Lorsqu’une personne en situation irrégulière arrive sur le territoire belge, elle doit déclarer son existence à l’Office des Etrangers. On lui accorde alors une place dans un Centre Croix-Rouge ou un Centre Fédasil où elle vivra le temps de sa procédure (de 4 mois à deux ans) dans une chambre dans laquelle les conditions de logement sont extrêmement difficiles (6 à 8 personnes dans une chambre confinée) et auxquelles s’ajoutent encore la barrière de la langue et les chocs culturels.

Les demandeurs d’asile ont droit à 7 euros par semaine, voire quelques euros supplémentaires pour des petits ‘‘contrats’’ pour effectuer le ménage ou des travaux dans le centre. Avec ce mince apport, ils doivent effectuer des démarches demandées par le CGRA (Commissariat Général aux Réfugiés et Apatrides), telles qu’obtenir des preuves administratives de leur origine ou des preuves du calvaire qu’ils ont fréquemment vécu au pays, des démarches qu’ils ne peuvent donc souvent pas réaliser, faute d’argent ou compte tenu de la situation politique ou du niveau de développement du village duquel ils proviennent.

Dans cet intervalle, ils sont convoqués au CGRA où ils passeront une audition de 3 à 6h en trois étapes : déterminer s’ils viennent bien du pays qu’ils déclarent, fournir les détails de leur famille proche et entourage communautaire et les raisons de leur départ ainsi que les conditions de leur voyage. Les conditions de l’interview sont extrêmement pénibles pour ces gens déracinés, traumatisés et anxieux de cet examen qui déterminera s’ils seront expulsés ou non vers les situations dramatiques qu’ils ont fui, quelles qu’en soient les raisons.

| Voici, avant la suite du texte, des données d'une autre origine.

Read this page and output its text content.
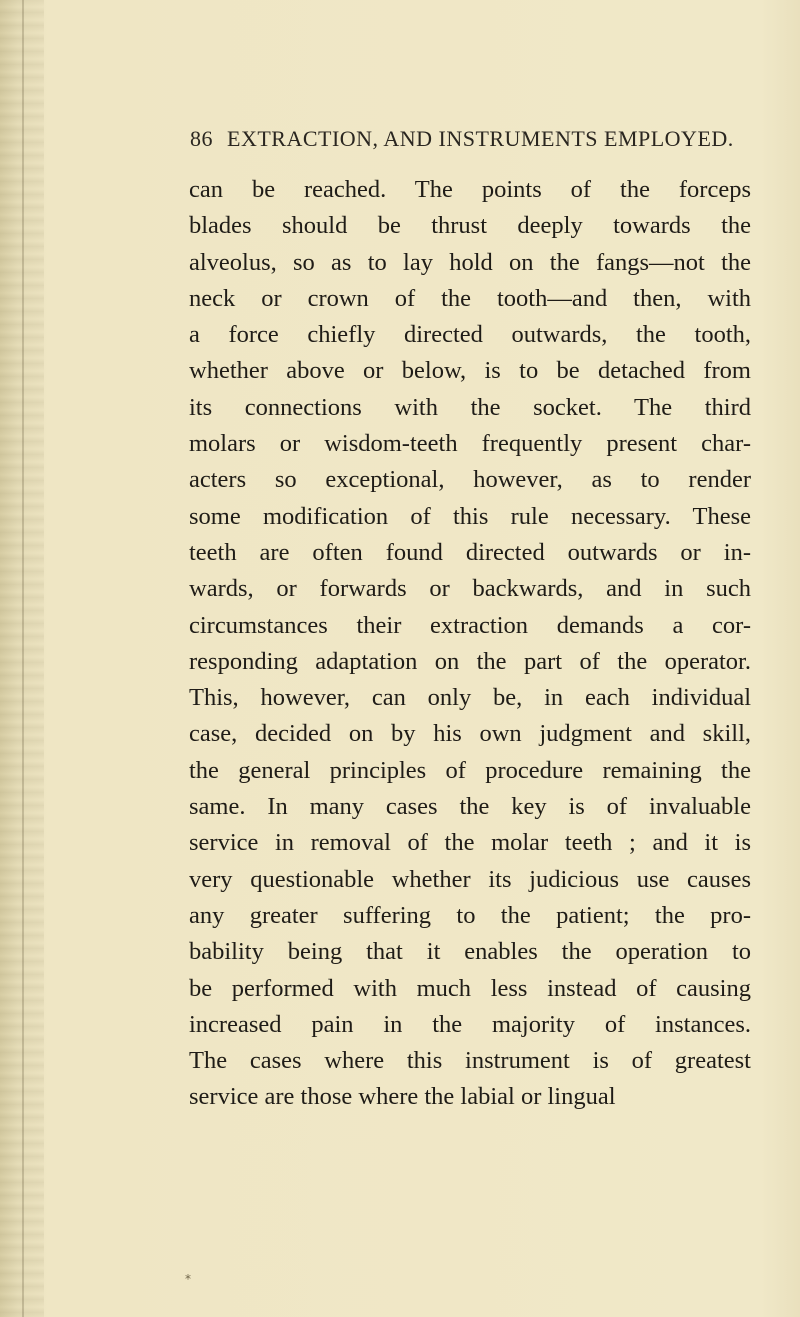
86 EXTRACTION, AND INSTRUMENTS EMPLOYED.
can be reached. The points of the forceps
blades should be thrust deeply towards the
alveolus, so as to lay hold on the fangs—not the
neck or crown of the tooth—and then, with
a force chiefly directed outwards, the tooth,
whether above or below, is to be detached from
its connections with the socket. The third
molars or wisdom-teeth frequently present char-
acters so exceptional, however, as to render
some modification of this rule necessary. These
teeth are often found directed outwards or in-
wards, or forwards or backwards, and in such
circumstances their extraction demands a cor-
responding adaptation on the part of the operator.
This, however, can only be, in each individual
case, decided on by his own judgment and skill,
the general principles of procedure remaining the
same. In many cases the key is of invaluable
service in removal of the molar teeth ; and it is
very questionable whether its judicious use causes
any greater suffering to the patient; the pro-
bability being that it enables the operation to
be performed with much less instead of causing
increased pain in the majority of instances.
The cases where this instrument is of greatest
service are those where the labial or lingual
*
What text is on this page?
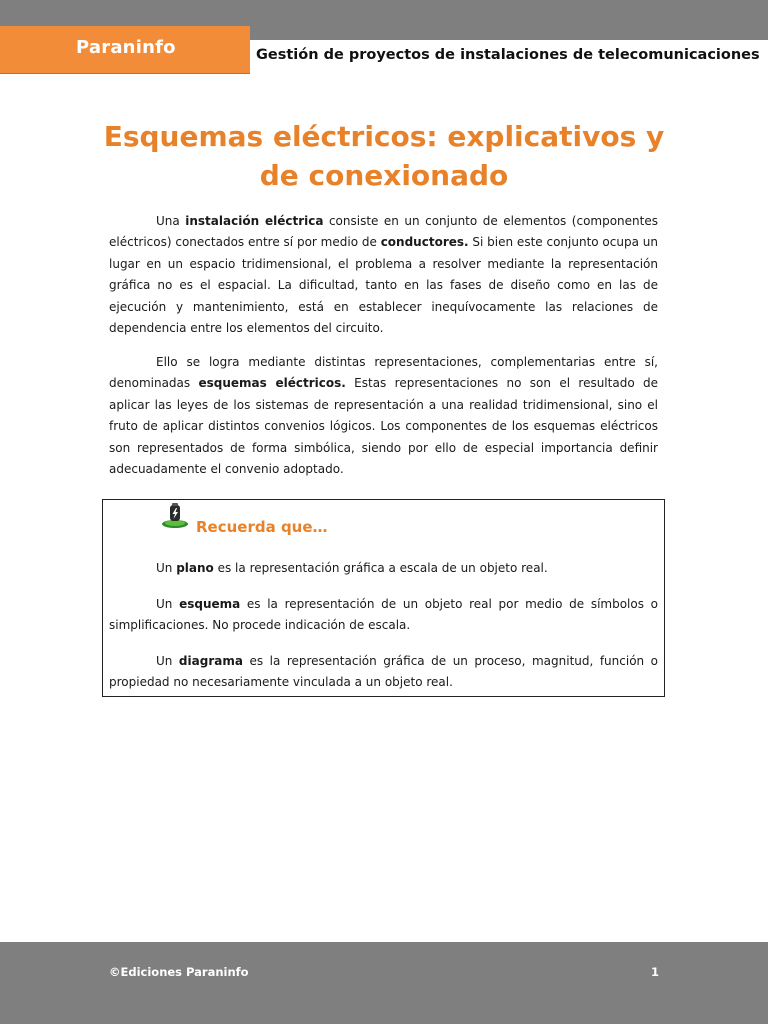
Paraninfo	Gestión de proyectos de instalaciones de telecomunicaciones
Esquemas eléctricos: explicativos y de conexionado

Una instalación eléctrica consiste en un conjunto de elementos (componentes eléctricos) conectados entre sí por medio de conductores. Si bien este conjunto ocupa un lugar en un espacio tridimensional, el problema a resolver mediante la representación gráfica no es el espacial. La dificultad, tanto en las fases de diseño como en las de ejecución y mantenimiento, está en establecer inequívocamente las relaciones de dependencia entre los elementos del circuito.

Ello se logra mediante distintas representaciones, complementarias entre sí, denominadas esquemas eléctricos. Estas representaciones no son el resultado de aplicar las leyes de los sistemas de representación a una realidad tridimensional, sino el fruto de aplicar distintos convenios lógicos. Los componentes de los esquemas eléctricos son representados de forma simbólica, siendo por ello de especial importancia definir adecuadamente el convenio adoptado.

Recuerda que…

Un plano es la representación gráfica a escala de un objeto real.

Un esquema es la representación de un objeto real por medio de símbolos o simplificaciones. No procede indicación de escala.

Un diagrama es la representación gráfica de un proceso, magnitud, función o propiedad no necesariamente vinculada a un objeto real.

©Ediciones Paraninfo	1
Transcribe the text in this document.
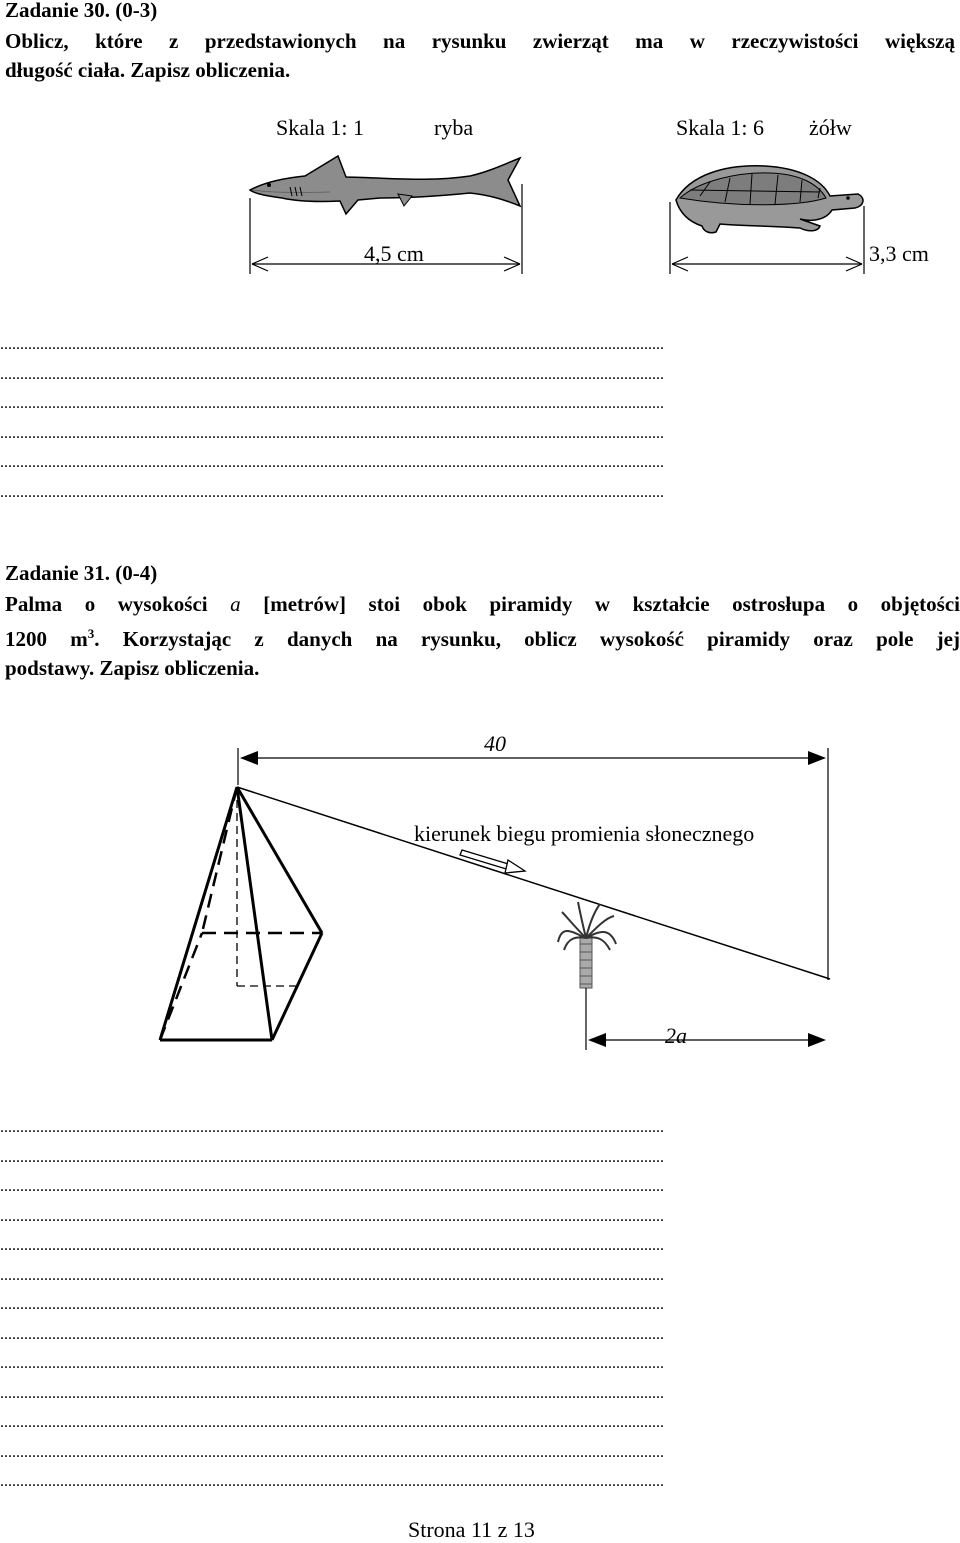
Zadanie 30. (0-3)
Oblicz, które z przedstawionych na rysunku zwierząt ma w rzeczywistości większą
długość ciała. Zapisz obliczenia.
Skala 1: 1	ryba	Skala 1: 6 żółw
4,5 cm	3,3 cm
......................................................................................................................................................................
......................................................................................................................................................................
......................................................................................................................................................................
......................................................................................................................................................................
......................................................................................................................................................................
......................................................................................................................................................................
Zadanie 31. (0-4)
Palma o wysokości a [metrów] stoi obok piramidy w kształcie ostrosłupa o objętości
1200 $m^3$. Korzystając z danych na rysunku, oblicz wysokość piramidy oraz pole jej
podstawy. Zapisz obliczenia.
40
kierunek biegu promienia słonecznego
2a
......................................................................................................................................................................
......................................................................................................................................................................
......................................................................................................................................................................
......................................................................................................................................................................
......................................................................................................................................................................
......................................................................................................................................................................
......................................................................................................................................................................
......................................................................................................................................................................
......................................................................................................................................................................
......................................................................................................................................................................
......................................................................................................................................................................
......................................................................................................................................................................
......................................................................................................................................................................
Strona 11 z 13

Si la réponse est positive, le demandeur d’asile reçoit un accord de rester en Belgique, sinon, il peut introduire un recours devant le Tribunal des Contentieux, ce qui lui coûte 50 euros et, s’il a l’accord, repasser devant le CGRA. Si la réponse est négative, il reçoit un ordre de quitter le territoire et devra quitter le Centre dans les plus brefs délais. Une deuxième demande pourra être introduite mais il n’aura plus alors droit qu’à l’aide médicale urgente.

Depuis 1988, il existe également en Belgique la détention administrative dans les Centres fermés. Lorsque la procédure aboutit à un avis négatif ou que les papiers accordés sont retirés car la personne perd son travail, que la femme arrivée par regroupement familial mais souffrant de violences conjugales se sépare de son mari (liste non-exhaustive), la personne peut alors être arrêtée et enfermée dans des conditions carcérales identiques à quelqu’un condamné pour avoir transgressé la Loi.